So, I became Alexandra. I accepted a life of carrots and sticks. That is not a bad joke; that was just how it was.
For the first year and a half, I lived in the cottage two hours from Moscow by car, but in what direction I couldn’t tell you. There were five other girls who had been abducted, three from Volgograd (where Vasily had that second brandy factory) and two from the countryside—from the total middle of nowhere. Those two children made me look like know-it-all college professor. One had never owned a cell phone. One thought babies came from prayer because her male cousins and her uncle had been having sex with her for years and she had never gotten pregnant. So, in her head, a baby arrives when you ask God for one and pray very, very hard. Of course, this had been going on since she was eight. It’s hard to get pregnant when you’re eight. She was thirteen and was only now getting her period. She was, after a few days, very much like kid sister to me. At fifteen, I was the second oldest. Only Sonja was older—by one year. I would have my sweet-sixteen birthday party in that house. Inga gave me a silver bracelet, which was very pretty, and a dude from Rublyovka with ugly neck scruff pulled my hair while fucking me from behind.

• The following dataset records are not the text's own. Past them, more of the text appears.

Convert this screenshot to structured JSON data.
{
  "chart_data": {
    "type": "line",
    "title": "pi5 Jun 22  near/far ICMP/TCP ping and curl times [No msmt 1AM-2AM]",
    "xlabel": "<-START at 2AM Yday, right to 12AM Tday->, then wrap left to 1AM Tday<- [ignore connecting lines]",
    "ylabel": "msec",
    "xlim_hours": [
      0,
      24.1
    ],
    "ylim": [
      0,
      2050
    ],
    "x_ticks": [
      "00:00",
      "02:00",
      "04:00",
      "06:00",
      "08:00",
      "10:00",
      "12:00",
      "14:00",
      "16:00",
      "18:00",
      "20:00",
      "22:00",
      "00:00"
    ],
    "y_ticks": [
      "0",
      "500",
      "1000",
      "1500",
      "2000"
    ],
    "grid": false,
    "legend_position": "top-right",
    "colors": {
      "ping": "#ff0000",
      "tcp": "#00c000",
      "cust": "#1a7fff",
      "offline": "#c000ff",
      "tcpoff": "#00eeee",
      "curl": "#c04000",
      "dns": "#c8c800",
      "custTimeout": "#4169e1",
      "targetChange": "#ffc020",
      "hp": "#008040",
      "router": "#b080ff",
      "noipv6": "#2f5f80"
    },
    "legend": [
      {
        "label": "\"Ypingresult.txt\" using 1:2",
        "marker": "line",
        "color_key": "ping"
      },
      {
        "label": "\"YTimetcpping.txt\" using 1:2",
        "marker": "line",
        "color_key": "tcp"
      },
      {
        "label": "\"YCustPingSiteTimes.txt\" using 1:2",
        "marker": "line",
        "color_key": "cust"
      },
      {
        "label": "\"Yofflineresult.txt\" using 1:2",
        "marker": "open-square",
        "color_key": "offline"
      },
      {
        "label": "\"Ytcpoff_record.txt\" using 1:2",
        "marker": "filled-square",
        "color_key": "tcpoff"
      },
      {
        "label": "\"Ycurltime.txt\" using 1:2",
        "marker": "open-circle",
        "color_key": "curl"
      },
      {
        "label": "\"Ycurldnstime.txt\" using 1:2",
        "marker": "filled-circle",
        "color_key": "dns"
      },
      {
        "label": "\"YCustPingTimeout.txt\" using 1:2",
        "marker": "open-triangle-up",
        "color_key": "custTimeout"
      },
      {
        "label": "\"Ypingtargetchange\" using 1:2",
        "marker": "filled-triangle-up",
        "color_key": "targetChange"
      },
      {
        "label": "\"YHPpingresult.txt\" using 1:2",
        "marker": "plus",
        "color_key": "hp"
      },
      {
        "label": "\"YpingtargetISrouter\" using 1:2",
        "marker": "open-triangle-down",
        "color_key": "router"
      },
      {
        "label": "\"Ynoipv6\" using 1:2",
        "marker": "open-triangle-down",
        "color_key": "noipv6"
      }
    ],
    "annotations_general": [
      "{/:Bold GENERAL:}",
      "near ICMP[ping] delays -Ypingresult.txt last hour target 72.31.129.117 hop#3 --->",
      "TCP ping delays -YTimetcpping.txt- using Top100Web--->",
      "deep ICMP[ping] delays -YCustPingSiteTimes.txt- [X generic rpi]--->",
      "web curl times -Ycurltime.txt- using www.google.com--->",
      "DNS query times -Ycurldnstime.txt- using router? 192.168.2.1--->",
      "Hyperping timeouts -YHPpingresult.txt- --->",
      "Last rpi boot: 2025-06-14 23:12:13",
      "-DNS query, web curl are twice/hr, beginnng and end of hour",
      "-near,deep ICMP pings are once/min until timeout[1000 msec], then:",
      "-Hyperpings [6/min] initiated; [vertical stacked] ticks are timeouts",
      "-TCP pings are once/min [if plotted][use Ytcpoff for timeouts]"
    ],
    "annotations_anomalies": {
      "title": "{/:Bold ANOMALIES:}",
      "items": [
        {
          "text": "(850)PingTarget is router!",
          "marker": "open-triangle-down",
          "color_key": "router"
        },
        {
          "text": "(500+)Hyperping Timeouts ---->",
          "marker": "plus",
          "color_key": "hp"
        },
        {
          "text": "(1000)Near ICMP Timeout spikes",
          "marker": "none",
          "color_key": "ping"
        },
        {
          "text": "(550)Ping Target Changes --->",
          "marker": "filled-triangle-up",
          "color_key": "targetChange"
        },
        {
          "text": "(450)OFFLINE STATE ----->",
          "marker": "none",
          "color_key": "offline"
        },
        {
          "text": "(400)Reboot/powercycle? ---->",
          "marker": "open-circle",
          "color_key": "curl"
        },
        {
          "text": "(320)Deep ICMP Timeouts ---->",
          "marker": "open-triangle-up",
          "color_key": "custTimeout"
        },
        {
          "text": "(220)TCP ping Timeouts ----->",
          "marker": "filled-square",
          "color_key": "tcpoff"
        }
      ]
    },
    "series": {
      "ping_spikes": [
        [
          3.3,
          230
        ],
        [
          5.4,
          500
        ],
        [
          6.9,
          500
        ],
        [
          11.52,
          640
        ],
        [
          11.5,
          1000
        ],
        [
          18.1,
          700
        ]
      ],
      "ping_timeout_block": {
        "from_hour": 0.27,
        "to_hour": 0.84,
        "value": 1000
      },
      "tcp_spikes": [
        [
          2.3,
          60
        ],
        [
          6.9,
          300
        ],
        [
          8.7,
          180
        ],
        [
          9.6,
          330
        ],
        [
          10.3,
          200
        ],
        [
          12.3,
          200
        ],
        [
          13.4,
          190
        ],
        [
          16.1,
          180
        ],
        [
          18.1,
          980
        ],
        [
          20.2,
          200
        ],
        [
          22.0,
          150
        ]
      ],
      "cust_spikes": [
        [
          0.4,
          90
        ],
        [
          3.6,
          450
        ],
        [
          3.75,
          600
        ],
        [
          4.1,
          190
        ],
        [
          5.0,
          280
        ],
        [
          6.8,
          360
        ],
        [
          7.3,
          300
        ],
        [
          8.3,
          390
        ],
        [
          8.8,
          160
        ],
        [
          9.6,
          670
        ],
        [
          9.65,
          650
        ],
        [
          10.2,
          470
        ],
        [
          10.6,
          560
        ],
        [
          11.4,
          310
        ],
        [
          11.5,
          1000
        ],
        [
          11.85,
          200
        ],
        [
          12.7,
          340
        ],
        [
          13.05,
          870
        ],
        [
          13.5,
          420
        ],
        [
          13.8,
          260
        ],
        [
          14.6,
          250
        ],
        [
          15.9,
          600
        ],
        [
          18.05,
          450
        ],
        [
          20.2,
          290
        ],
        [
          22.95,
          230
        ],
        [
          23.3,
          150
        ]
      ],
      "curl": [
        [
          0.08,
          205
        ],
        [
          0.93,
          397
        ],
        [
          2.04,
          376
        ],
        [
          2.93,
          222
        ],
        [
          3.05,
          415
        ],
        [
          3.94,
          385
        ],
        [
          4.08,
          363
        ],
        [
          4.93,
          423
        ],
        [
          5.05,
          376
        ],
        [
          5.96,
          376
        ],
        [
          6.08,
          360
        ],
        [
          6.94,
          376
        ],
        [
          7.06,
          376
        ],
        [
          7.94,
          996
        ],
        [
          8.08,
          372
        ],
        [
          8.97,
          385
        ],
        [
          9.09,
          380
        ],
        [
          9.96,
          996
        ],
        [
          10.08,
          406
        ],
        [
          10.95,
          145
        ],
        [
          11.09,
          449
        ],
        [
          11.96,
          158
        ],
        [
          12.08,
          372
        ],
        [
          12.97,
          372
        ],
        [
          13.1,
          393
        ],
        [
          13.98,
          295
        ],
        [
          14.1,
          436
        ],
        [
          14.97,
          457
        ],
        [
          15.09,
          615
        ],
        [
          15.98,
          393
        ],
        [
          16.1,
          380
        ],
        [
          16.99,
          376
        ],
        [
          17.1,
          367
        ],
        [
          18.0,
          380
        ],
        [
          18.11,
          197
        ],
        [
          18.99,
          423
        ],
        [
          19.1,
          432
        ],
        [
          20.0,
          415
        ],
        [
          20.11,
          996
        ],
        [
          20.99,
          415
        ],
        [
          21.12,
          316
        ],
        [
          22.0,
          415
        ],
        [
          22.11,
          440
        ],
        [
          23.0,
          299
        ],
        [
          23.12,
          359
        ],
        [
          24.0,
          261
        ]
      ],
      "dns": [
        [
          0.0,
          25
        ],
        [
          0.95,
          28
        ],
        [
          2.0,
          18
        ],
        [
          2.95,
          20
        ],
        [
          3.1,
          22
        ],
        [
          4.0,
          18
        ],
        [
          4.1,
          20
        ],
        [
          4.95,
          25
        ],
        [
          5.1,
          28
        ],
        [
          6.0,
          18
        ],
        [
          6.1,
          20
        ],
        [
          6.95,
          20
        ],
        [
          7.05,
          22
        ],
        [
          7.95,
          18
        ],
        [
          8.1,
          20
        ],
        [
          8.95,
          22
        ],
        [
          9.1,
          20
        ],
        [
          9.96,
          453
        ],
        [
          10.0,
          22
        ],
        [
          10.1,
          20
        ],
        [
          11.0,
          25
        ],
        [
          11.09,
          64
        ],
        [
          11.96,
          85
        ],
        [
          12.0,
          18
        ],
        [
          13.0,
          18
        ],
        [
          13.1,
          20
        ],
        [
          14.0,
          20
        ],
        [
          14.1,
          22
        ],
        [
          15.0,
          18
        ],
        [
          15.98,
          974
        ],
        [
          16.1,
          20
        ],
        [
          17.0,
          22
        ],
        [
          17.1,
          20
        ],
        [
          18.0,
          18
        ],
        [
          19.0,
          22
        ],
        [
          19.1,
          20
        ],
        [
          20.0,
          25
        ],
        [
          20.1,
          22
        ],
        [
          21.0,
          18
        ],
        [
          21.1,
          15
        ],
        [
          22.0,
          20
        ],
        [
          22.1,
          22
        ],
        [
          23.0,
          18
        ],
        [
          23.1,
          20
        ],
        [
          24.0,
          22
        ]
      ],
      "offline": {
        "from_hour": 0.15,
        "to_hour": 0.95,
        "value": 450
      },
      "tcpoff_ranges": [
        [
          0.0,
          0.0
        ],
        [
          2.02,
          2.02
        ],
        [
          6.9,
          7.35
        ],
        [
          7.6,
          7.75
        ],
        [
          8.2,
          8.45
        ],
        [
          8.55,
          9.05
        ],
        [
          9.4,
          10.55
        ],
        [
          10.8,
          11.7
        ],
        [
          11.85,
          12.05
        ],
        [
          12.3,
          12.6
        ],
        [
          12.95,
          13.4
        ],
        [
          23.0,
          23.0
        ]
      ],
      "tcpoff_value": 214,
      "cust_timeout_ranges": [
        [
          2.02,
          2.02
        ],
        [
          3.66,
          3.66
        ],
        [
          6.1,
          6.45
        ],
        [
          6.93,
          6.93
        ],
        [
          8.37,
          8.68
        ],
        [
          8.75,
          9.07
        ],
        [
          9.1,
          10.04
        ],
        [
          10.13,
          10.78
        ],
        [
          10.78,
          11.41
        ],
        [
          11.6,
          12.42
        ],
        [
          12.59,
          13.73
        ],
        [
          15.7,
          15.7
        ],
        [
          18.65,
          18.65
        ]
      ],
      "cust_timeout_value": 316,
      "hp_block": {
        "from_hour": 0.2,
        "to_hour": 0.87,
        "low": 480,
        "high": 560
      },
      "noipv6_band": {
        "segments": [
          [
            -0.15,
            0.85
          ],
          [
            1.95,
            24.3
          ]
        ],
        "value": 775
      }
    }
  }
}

What the six of us had in common was that we were beautiful and our parents were dead or had disappeared. Inga cared for us, as did another mistress or housemother we were told to call Catherine. They were going to teach each of us how to be—Catherine’s words—twenty-first-century paramour. That meant learning, basically, to do whatever some guy wants and is willing to pay for. But it also meant learning about makeup and hair and clothes and what to eat (and what not to eat). We ate lots of healthy fruits and vegetables, and we smoked lots of cigarettes. They watched our weight, and soon enough cigarettes were our rewards for staying away from the bird’s milk cake or the sugary pastila. We tried on different kinds of sexy underwear and were taught that the panty goes underneath the garter belt, even if that means it’s more difficult to go to the bathroom. We played Xbox games. We played Xbox games on a TV set for hours.

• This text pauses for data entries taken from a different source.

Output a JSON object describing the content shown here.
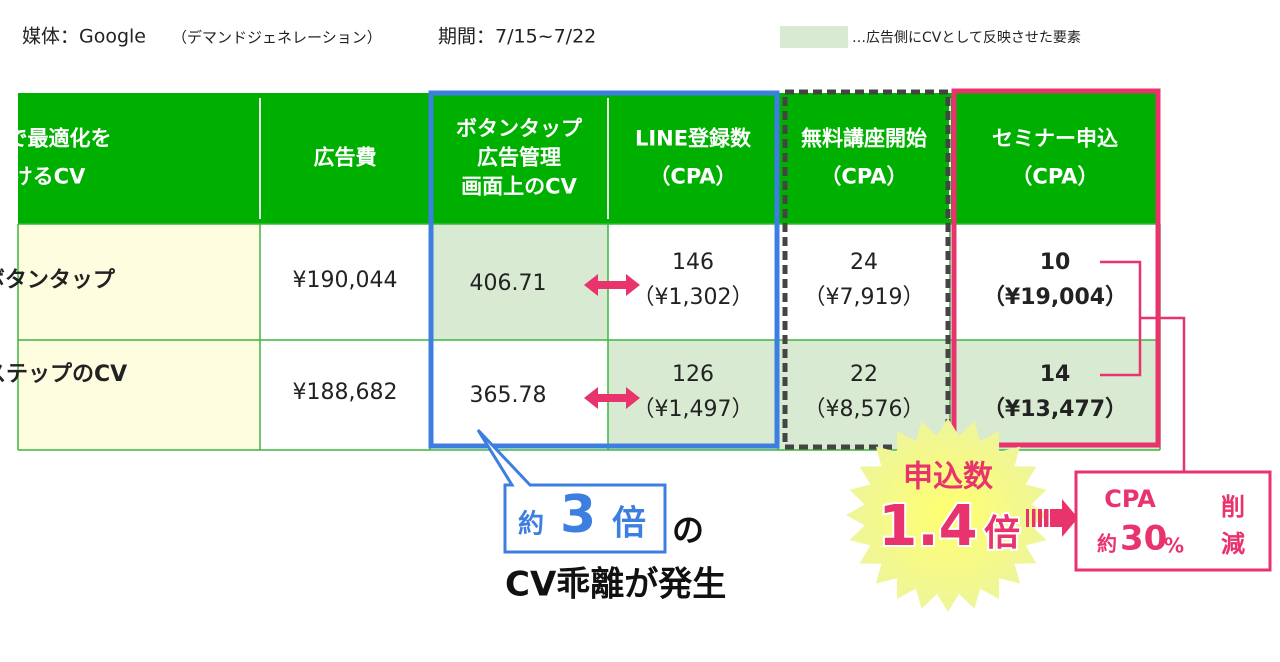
{
  "header": {
    "media": "媒体：Google",
    "media_note": "（デマンドジェネレーション）",
    "period": "期間：7/15~7/22",
    "legend": "…広告側にCVとして反映させた要素"
  },
  "table": {
    "columns": [
      [
        "広告で最適化を",
        "かけるCV"
      ],
      [
        "広告費"
      ],
      [
        "ボタンタップ",
        "広告管理",
        "画面上のCV"
      ],
      [
        "LINE登録数",
        "（CPA）"
      ],
      [
        "無料講座開始",
        "（CPA）"
      ],
      [
        "セミナー申込",
        "（CPA）"
      ]
    ],
    "rows": [
      {
        "label": "A.ボタンタップ",
        "cost": "¥190,044",
        "button_cv": "406.71",
        "line": [
          "146",
          "（¥1,302）"
        ],
        "course": [
          "24",
          "（¥7,919）"
        ],
        "seminar": [
          "10",
          "（¥19,004）"
        ]
      },
      {
        "label": "B.LステップのCV",
        "cost": "¥188,682",
        "button_cv": "365.78",
        "line": [
          "126",
          "（¥1,497）"
        ],
        "course": [
          "22",
          "（¥8,576）"
        ],
        "seminar": [
          "14",
          "（¥13,477）"
        ]
      }
    ]
  },
  "callout": {
    "prefix": "約",
    "number": "3",
    "suffix": "倍",
    "particle": "の",
    "text": "CV乖離が発生"
  },
  "badge": {
    "label": "申込数",
    "number": "1.4",
    "suffix": "倍"
  },
  "result": {
    "title": "CPA",
    "prefix": "約",
    "number": "30",
    "unit": "%",
    "verb1": "削",
    "verb2": "減"
  }
}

The cottage had a minaret and two man-made ponds that we could see from the windows. We never swam in them; they were for show. They went with the gardens. The bathrooms had faucets and bidet handles made of pretend gold. We each had our own bedroom with windows and velvet drapes. This was so we would feel a little pampered when we were not entertaining and so we would have our own space to bring clients when it was time. We ate together in a dining room with a white marble floor and an Oriental carpet with Noah’s ark animals. (My favorite creatures were the rug’s two giraffes.) We used silver. We all spoke different dialects of Russian, and only Sonja and I spoke Armenian. Only I spoke English. But we figured out how to talk to each other. The girls picked up English pretty quick.

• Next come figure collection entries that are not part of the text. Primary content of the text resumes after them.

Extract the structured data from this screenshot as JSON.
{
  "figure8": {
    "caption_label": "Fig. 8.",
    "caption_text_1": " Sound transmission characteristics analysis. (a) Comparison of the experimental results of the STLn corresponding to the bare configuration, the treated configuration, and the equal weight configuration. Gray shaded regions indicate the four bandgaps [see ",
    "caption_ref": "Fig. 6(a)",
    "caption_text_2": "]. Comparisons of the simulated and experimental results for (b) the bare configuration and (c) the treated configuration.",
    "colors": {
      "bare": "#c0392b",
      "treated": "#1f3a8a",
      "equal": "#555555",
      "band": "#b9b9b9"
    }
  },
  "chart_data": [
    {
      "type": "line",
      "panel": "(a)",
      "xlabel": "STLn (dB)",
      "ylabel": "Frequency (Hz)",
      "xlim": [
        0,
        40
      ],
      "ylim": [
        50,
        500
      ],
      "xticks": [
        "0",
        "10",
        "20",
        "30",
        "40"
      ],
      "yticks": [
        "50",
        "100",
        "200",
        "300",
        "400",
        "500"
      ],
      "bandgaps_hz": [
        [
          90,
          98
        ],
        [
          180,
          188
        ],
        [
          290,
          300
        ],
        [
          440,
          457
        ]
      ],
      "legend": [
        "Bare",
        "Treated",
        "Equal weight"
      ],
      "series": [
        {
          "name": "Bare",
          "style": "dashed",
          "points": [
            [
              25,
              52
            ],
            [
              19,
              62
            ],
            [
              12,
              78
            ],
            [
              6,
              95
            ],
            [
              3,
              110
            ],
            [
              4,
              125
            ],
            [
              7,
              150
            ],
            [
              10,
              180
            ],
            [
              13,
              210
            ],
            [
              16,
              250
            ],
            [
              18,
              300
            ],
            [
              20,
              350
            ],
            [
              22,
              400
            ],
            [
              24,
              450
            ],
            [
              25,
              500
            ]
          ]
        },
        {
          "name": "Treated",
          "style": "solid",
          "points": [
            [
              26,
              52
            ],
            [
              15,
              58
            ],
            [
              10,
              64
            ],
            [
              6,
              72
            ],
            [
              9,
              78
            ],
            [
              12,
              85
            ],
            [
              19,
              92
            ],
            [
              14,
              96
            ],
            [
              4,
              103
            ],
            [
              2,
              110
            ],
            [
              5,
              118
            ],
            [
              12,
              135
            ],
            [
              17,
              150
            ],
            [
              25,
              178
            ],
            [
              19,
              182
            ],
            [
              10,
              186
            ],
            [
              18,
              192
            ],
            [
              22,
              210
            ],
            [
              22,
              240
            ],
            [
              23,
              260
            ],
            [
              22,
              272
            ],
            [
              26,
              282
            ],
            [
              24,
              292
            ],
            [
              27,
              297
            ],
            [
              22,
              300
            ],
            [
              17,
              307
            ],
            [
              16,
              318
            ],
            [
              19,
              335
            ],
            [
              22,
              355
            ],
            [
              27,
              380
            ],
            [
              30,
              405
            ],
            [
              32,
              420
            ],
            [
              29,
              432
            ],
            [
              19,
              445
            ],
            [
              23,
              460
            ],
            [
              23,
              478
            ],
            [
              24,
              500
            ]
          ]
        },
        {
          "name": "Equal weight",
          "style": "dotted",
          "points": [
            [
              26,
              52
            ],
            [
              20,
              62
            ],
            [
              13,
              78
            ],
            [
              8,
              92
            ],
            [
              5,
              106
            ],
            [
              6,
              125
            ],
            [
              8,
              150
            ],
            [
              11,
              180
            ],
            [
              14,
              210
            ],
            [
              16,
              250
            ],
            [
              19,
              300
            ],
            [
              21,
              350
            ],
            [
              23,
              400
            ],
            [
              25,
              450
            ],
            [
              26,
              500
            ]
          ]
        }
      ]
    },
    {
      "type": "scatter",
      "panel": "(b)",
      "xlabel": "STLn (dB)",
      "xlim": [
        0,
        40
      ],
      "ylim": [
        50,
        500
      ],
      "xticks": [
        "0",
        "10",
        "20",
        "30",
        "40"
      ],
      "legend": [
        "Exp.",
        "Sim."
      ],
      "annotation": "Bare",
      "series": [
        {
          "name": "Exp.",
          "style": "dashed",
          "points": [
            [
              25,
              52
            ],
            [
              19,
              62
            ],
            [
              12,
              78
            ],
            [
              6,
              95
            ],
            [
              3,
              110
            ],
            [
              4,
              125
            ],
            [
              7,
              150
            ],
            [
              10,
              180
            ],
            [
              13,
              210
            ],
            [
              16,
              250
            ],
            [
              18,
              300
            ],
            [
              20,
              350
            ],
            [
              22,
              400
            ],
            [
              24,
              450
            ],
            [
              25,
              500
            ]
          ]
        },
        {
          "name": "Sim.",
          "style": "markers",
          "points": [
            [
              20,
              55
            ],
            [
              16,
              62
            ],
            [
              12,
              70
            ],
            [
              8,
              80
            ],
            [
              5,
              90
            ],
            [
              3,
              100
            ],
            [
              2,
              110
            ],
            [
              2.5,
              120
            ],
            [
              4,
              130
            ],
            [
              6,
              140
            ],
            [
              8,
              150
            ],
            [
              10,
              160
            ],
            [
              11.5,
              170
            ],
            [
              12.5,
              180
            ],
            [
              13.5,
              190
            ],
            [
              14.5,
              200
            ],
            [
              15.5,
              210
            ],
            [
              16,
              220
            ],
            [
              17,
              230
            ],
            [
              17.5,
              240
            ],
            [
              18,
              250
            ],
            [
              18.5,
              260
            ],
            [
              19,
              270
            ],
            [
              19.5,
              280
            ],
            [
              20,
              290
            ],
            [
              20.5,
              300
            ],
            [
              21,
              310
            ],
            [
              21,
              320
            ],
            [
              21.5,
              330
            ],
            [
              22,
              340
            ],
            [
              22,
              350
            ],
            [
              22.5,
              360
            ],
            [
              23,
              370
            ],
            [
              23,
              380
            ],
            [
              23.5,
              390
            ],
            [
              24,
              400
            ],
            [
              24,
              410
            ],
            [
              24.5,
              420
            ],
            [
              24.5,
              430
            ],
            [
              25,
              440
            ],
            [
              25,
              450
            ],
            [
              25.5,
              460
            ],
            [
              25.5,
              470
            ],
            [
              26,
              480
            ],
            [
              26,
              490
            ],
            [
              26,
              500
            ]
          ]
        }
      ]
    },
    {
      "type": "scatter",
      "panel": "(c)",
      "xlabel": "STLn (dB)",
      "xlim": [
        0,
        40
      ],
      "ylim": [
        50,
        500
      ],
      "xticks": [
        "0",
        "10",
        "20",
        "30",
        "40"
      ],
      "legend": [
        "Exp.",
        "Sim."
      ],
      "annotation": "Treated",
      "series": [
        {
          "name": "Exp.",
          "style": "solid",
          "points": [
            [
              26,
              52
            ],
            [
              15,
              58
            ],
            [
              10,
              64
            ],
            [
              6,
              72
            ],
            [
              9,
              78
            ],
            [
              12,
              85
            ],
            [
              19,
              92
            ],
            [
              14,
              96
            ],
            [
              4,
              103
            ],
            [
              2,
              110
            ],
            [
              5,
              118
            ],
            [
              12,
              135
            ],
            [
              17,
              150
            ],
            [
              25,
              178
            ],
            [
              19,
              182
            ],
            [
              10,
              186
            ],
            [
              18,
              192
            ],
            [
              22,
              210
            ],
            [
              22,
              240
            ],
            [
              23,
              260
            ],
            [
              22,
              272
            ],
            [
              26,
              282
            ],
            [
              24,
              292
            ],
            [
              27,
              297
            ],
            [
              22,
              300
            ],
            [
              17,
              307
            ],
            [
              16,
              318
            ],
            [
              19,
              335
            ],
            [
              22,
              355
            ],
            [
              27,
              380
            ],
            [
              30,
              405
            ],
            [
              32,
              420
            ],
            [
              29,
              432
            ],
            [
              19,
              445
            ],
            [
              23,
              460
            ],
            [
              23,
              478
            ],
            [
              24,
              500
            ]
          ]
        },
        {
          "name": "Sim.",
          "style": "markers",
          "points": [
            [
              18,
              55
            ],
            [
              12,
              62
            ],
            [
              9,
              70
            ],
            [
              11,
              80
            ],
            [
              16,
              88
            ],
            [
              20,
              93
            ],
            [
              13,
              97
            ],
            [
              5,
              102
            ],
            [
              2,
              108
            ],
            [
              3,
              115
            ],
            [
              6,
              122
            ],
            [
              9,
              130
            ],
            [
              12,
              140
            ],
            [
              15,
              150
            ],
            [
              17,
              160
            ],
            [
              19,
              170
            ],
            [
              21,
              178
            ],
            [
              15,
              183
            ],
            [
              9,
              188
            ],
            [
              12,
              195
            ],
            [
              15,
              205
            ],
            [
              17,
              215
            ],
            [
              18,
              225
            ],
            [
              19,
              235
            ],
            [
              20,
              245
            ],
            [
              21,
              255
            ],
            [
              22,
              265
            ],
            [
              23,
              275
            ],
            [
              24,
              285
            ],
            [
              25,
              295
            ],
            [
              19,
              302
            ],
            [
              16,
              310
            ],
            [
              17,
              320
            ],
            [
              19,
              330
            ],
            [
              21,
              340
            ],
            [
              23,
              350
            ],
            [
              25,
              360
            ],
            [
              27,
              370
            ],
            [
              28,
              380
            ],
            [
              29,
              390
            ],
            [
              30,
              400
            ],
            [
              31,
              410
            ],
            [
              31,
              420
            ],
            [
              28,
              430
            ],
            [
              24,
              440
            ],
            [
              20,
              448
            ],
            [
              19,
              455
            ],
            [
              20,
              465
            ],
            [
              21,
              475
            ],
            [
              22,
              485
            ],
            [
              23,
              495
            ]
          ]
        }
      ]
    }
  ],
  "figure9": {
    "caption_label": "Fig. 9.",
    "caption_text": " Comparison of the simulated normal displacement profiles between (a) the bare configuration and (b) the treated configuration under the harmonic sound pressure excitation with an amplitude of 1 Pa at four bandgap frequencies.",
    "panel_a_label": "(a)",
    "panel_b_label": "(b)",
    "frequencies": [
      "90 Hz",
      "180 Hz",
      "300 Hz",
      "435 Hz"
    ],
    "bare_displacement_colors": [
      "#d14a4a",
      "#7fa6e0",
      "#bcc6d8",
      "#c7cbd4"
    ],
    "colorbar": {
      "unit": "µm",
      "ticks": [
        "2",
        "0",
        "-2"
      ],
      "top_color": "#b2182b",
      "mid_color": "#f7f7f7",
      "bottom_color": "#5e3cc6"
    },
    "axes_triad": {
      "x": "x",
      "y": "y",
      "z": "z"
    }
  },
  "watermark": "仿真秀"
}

So, that was the carrot: a nice house with nice bedrooms and nice food. Glamorous, yes?
Here was the stick: we couldn’t leave the property, we couldn’t talk to anyone beyond the gates, and we had to fuck whatever guys they brought to the house. And we were isolated. Totally isolated. We had no computers and no phones. There was not even an old-fashioned telephone in the house with one of those dials you spin that we saw all the time in old movies. It’s funny how fast you miss the Internet when it’s gone. We had no passports or credit cards or money. We depended on them for all our food and our clothes and our toothbrushes and our makeup and our medicines when we got sick.
And we were locked in our rooms at night—except when we were working. There were men with Makarov pistols in their belts or in shoulder holsters watching us. They had shifts, and they came and went; we were not allowed to become friends with them. Most of the time they spoke to us only when they were yelling at us to return to the terrace when we took our one hour of sunlight outside. Sometimes they’d threaten to lock us away if Inga or Catherine complained about us. Other times they’d make jokes about us to entertain themselves. They called us “little flaps” and “little twats.” But usually they just watched us in silence.